Of course, most of them aren’t taking great pains to avoid lead in their products, either. That’s why, when the Food and Drug Administration released an analysis of 400 lipsticks last year, each and every one contained lead (see the entire list of tested brands), ranging from 0.026 parts per million to 7.19 ppm. The agency considers these levels “very low” and says they do not pose a safety concern. The U.S. has no upper limit for lead in cosmetics, but in Canada it’s 10 ppm, and Germany once set it at 20 ppm. (Your country also seems to have strong cosmetics regulations in place, but I’m hampered from learning more by my failure to speak Italian.) So you can see that, while yucky to contemplate, the lead measured by the FDA falls below levels set by countries with generally reasonable approaches to public health.
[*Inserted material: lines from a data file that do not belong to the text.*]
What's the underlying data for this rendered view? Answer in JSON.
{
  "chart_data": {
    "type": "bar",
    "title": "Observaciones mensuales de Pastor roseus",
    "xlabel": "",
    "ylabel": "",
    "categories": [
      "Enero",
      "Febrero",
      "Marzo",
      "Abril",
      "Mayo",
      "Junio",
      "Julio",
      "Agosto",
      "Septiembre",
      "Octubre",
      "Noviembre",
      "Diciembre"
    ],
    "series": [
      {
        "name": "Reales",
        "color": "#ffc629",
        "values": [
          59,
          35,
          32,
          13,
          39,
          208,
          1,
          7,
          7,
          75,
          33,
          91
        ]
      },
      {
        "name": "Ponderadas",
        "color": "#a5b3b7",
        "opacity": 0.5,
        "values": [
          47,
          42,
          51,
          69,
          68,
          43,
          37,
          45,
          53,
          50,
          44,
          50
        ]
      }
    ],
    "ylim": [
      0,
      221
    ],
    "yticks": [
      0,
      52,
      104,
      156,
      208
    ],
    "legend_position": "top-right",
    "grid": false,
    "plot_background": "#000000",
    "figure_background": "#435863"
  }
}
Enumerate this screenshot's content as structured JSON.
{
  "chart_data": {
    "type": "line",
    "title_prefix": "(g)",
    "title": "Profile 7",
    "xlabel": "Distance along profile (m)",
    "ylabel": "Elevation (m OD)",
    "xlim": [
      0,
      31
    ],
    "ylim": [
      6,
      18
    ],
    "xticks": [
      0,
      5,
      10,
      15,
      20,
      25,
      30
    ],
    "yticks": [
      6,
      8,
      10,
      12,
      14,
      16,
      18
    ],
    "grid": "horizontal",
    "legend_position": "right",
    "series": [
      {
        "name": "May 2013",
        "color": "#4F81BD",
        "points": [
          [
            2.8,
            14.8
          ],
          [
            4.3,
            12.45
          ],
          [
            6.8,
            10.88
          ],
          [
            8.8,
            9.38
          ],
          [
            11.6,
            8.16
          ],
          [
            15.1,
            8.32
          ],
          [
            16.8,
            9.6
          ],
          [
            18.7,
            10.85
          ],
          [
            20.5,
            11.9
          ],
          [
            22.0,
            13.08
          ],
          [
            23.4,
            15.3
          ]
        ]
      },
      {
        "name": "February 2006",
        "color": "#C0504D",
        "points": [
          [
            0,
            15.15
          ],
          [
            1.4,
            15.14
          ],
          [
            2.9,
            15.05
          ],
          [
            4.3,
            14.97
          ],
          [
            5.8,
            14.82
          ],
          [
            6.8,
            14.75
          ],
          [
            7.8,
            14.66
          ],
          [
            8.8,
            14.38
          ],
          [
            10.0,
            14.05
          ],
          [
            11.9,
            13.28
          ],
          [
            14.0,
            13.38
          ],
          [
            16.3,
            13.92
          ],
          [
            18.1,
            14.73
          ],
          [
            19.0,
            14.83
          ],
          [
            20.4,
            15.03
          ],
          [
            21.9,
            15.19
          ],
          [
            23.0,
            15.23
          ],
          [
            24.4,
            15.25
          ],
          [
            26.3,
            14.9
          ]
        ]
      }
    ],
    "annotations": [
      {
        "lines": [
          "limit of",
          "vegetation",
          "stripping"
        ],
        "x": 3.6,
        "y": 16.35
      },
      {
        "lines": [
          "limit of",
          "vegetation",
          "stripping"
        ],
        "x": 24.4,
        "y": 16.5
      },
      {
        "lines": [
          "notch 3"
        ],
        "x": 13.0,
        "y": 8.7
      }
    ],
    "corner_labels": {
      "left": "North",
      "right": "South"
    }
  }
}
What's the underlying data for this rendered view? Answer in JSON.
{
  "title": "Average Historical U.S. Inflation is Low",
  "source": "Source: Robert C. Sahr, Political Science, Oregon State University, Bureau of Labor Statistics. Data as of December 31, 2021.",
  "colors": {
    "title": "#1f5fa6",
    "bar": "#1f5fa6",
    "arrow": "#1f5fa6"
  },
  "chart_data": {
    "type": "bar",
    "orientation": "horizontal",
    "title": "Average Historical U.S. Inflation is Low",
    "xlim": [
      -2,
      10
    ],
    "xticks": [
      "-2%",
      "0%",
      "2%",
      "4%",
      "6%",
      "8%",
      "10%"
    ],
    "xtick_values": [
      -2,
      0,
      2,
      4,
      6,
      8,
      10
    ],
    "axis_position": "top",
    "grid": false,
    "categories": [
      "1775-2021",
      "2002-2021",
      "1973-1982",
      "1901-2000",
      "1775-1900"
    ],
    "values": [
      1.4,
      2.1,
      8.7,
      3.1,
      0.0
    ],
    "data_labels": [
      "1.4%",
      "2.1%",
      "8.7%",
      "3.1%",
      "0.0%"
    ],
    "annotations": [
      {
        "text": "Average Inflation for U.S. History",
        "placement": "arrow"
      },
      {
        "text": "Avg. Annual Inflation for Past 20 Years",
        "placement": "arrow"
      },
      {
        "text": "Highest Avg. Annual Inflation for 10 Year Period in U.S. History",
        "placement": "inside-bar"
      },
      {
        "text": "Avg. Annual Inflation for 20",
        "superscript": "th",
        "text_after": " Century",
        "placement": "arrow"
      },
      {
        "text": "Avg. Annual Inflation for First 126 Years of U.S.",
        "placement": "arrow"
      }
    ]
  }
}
I am being sanguine, but here is where we get to the really tasty stuff. One of the reasons the FDA remains unruffled is because they say lipstick is topical, not meant for ingestion. Which is why they have strict limits for lead in candy (yes, seriously), but not cosmetics. But others, including our friends at the Campaign for Safe Cosmetics who have led the charge on this topic, point out lipstick does get ingested — and, more to the point, say there is no safe level of lead exposure.

So should you kiss your favorite gloss goodbye? If I were you, I’d do a few things first:

  • Check the FDA list to see if your brand is on it, and to get a sense of which brands are the worst offenders (cough, L’Oréal, cough). If you want even more info, make a visit to the Skin Deep database.
  • To be on the safe side, do kick your lipstick to the curb if you’re pregnant, and don’t let kids play with it if you keep it around; pregnant women and children are especially vulnerable to lead.

To be perfectly honest, lipstick might not be the biggest threat in the world — but if it gets men and women thinking about the health risks posed by many of the products we use each day to smell, look, and feel nice, that’s worth a bit of hoopla.